Mitacs
- Formation: 1999
- Founder: Steve Halperin, Luc Vinet, Don Dawson, and Nassif Ghoussoub
- Type: Non-profit
- Location: Canada;
- Website: https://www.mitacs.ca
- Formerly called: Mathematics of Information Technology and Complex Systems

= Mitacs =

Canadian nonprofit national research organization

Mitacs (formerly known as Mathematics of Information Technology and Complex Systems) is a nonprofit national research organization that, in partnerships with Canadian academia, private industry and government, operates research and training programs in fields related to industrial and social innovation.

==History==
Mitacs was founded by Canadian mathematicians in 1999. The organization, whose name originally stood for "Mathematics of Information Technology and Complex Systems", worked in the field of mathematical sciences and associated disciplines but has since expanded. In 2004, the Mitacs Accelerate program was launched and has since supported over 10,000 internships nationally.

==Programs==
As of late 2020, Mitacs operates six main programs:

=== Accelerate ===

The organization's flagship program has supported over 10,000 research internships for graduate students and postdoctoral fellows since 2004 and has since replaced the Natural Sciences and Engineering Research Council's Industrial Postgraduate Scholarships Program.

=== Elevate ===

The two-year program has the objective of providing postdoctoral fellows with professional and leadership development training with a partner organization.

=== Globalink ===

The international program supports two-way research collaboration between Canada and research partners abroad. In 2016, the Globalink Research Internship program welcomed 565 students across Canada.

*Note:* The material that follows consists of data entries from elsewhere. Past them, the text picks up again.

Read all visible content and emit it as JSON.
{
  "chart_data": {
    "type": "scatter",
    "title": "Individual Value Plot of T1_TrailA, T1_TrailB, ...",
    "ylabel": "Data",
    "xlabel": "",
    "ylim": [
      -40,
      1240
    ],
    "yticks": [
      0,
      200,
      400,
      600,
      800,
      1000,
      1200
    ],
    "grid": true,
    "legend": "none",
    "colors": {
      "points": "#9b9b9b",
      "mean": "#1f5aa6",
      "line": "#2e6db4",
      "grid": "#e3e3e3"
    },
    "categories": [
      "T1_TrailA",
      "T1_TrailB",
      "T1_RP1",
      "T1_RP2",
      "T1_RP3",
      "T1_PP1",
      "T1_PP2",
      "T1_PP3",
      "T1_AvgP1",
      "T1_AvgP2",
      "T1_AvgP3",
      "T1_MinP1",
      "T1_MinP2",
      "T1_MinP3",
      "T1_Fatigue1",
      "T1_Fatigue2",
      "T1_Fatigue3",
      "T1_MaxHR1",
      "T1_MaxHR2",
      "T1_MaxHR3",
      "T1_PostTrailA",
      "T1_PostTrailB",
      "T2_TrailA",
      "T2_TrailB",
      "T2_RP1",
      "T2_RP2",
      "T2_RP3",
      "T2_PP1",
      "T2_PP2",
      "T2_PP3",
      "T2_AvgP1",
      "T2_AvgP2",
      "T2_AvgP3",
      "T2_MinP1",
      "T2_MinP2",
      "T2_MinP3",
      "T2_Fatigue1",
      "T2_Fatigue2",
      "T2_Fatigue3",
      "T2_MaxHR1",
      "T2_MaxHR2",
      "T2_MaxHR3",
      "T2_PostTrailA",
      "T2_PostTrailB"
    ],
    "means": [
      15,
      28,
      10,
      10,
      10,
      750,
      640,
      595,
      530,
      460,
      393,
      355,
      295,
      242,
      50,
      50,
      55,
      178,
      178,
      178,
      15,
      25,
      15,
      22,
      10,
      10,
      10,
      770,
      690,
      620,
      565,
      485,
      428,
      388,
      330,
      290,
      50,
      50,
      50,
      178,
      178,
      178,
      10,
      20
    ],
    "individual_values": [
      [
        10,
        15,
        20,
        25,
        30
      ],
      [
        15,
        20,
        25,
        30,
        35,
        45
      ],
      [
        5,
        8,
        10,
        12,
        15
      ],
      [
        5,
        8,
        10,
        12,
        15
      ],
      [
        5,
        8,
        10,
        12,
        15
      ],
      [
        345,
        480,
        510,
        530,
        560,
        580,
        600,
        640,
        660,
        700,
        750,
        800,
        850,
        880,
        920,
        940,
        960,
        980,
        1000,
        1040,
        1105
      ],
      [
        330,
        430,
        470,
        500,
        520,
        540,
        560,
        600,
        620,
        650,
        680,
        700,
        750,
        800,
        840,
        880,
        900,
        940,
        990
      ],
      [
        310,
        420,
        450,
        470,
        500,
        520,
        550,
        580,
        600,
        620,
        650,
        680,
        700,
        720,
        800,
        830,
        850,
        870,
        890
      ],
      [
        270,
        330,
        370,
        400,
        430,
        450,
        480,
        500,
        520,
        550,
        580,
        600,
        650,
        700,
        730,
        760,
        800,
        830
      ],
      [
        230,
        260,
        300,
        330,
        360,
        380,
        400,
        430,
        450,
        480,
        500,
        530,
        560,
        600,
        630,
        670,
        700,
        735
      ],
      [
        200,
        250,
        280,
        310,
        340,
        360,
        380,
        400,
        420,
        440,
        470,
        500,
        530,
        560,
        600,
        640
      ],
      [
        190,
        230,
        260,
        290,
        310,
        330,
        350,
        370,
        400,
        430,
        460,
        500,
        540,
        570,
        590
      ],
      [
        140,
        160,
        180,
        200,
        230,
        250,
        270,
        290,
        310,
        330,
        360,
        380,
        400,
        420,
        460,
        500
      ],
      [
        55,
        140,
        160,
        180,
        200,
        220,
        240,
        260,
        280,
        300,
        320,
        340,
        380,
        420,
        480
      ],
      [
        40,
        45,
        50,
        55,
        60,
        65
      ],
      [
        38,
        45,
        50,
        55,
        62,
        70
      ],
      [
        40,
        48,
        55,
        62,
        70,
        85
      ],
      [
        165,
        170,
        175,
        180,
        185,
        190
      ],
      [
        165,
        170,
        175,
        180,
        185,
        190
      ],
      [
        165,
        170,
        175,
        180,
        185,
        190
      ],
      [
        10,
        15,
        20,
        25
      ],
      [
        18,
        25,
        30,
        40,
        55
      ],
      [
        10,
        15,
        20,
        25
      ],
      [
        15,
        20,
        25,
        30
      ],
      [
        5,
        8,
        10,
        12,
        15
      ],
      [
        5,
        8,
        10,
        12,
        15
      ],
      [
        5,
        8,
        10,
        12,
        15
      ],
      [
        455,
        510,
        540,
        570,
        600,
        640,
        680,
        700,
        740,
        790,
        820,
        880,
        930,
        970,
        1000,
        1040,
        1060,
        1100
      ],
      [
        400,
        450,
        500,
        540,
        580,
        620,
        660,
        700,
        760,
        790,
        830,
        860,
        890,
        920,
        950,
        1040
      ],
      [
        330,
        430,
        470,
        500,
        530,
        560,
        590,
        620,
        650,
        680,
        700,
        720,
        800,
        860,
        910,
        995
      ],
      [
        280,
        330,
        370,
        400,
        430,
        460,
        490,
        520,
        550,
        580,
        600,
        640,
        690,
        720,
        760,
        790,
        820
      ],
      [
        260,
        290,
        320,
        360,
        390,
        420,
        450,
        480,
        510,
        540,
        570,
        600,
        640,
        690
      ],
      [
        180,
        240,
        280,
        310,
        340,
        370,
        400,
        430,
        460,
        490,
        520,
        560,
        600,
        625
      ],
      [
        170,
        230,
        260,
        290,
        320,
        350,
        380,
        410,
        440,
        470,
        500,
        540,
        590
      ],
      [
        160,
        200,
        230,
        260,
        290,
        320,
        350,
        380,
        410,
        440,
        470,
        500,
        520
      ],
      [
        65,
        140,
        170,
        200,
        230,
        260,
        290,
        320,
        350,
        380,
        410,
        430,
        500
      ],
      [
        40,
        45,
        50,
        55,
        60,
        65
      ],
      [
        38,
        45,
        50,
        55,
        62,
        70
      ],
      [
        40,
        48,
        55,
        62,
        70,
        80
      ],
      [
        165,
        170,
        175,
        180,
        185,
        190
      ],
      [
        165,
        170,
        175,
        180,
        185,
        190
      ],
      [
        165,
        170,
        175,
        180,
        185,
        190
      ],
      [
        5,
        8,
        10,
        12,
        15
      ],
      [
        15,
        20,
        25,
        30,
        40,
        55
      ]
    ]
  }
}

=== Canadian Science Policy Fellowship ===

The program matches PhD-level researchers to government agencies to influence evidence-based policy-making.

=== Entrepreneur International ===

The program offers travel grants to Canadian start-ups housed in university-linked incubators. The grant enables start-ups to connect with international incubators.

=== Business Strategy Internship ===

The program provides funding to students who develop innovative projects designed to help Canadian businesses.

=== IBET PhD Project Partnership ===
Mitacs provides IBET PhD Project Fellows with internships via its Accelerate, Globalink and Business Strategy programs. The partnership helps support Indigenous and Black scholars in Canada pursuing doctoral degrees in STEM programs.

==Awards==
Mitacs presents annual awards in seven categories:
- Alejandro Adem Legacy Award for Outstanding Innovation — Indigenous
- Mitacs Award for Outstanding Innovation — International
- Mitacs Award for Outstanding Innovation — Master's
- Award for Outstanding Innovation — PhD
- Mitacs Award for Outstanding Innovation — Postdoctoral
- Mitacs Award for Exceptional Leadership — Professor
- Mitacs & NRC–IRAP Award for Commercialization

==Funding==
Mitacs is jointly funded by the federal and provincial Canadian governments, academic partners and research partners. Between 2006 and 2015, the organization received $128 million in investments from the federal government. In 2015, the federal government pledged $56.4 million over four years (starting in 2016) to Mitacs in support of graduate-level research and development internships.